If you’re interested in comparisons, Headroom’s website has an interactive graph builder that can overplot measurements of several headphones, drawing data from their extensive database of measurements. Complete sets of acoustical and electronic measurements are available for ALL the headphones Headroom sells (dozens of models).
The frequency response of the HD-800s goes spectacularly low. Given that headroom’s normalization to 0 dB at 1 kHz seems to be about 3 dB too high to me, the bass gets to its -3 dB point at about 12 Hz (!). The shape of the bass response as compared to the Denons is definitely flatter overall and goes much deeper. The Denons have a broad response plateau which doesn’t roll off at all until 30 Hz, while the HD-800s have a more rounded response with a peak at about 100 Hz.

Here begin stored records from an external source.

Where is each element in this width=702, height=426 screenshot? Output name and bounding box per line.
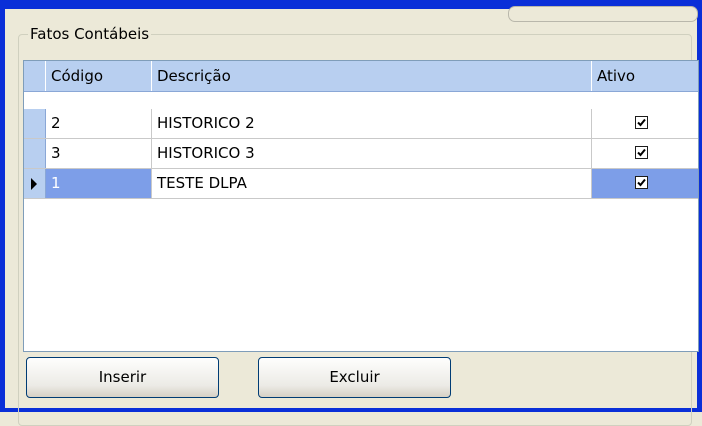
groupbox-title: Fatos Contábeis — [28, 24, 152, 44]
check-icon — [637, 148, 646, 157]
fatos-grid[interactable]: Código Descrição Ativo 2 HISTORICO 2 3 H… — [23, 60, 699, 352]
table-row-selected[interactable]: 1 TESTE DLPA — [24, 169, 698, 199]
header-indicator-cell — [24, 61, 46, 91]
inserir-button[interactable]: Inserir — [26, 357, 219, 398]
row-indicator[interactable] — [24, 109, 46, 138]
ativo-checkbox[interactable] — [635, 146, 648, 159]
cell-ativo[interactable] — [592, 169, 698, 198]
ativo-checkbox[interactable] — [635, 176, 648, 189]
cell-ativo[interactable] — [592, 139, 698, 168]
excluir-button[interactable]: Excluir — [258, 357, 451, 398]
cell-descricao[interactable]: HISTORICO 3 — [152, 139, 592, 168]
window-border-left — [0, 0, 5, 412]
cell-descricao[interactable]: HISTORICO 2 — [152, 109, 592, 138]
table-row[interactable]: 3 HISTORICO 3 — [24, 139, 698, 169]
column-header-codigo[interactable]: Código — [46, 61, 152, 91]
column-header-descricao[interactable]: Descrição — [152, 61, 592, 91]
column-header-ativo[interactable]: Ativo — [592, 61, 698, 91]
check-icon — [637, 178, 646, 187]
check-icon — [637, 118, 646, 127]
grid-header: Código Descrição Ativo — [24, 61, 698, 92]
cell-codigo[interactable]: 1 — [46, 169, 152, 198]
table-row[interactable]: 2 HISTORICO 2 — [24, 109, 698, 139]
cell-ativo[interactable] — [592, 109, 698, 138]
ativo-checkbox[interactable] — [635, 116, 648, 129]
row-indicator[interactable] — [24, 139, 46, 168]
current-row-arrow-icon — [31, 178, 37, 190]
cell-descricao[interactable]: TESTE DLPA — [152, 169, 592, 198]
cell-codigo[interactable]: 2 — [46, 109, 152, 138]
cell-codigo[interactable]: 3 — [46, 139, 152, 168]
row-indicator[interactable] — [24, 169, 46, 198]
top-field — [508, 6, 698, 22]
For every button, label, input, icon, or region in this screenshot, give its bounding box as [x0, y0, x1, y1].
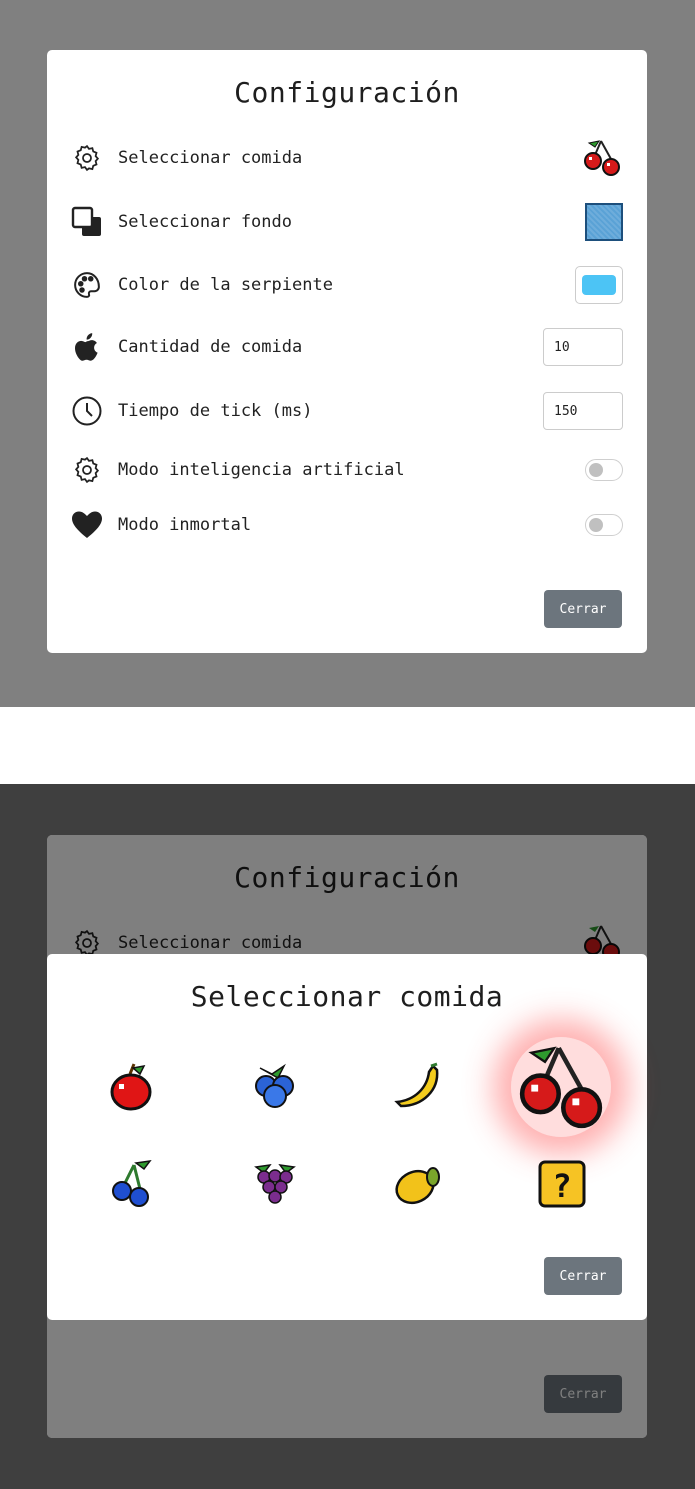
layers-icon — [71, 206, 103, 238]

The harmonic distortion spectrum of a 500 Hz tone shows that the second harmonic peak is at -85 dB, with the third harmonic at -80 dB. The second harmonic peak is 10 dB better than the already fantastic Denons. This performance is just ridiculous, and shows why headphones like the HD-800s NEED a high performance headphone amp. Their intrinsic distortion is so low that anything but the best will end up dominating the distortion of the system. For comparison this level of distortion is something like 25 dB better than what the very best loudspeakers can deliver.
Isolation below 1 kHz is non-existent. These are not headphones for listening in environments with background noise.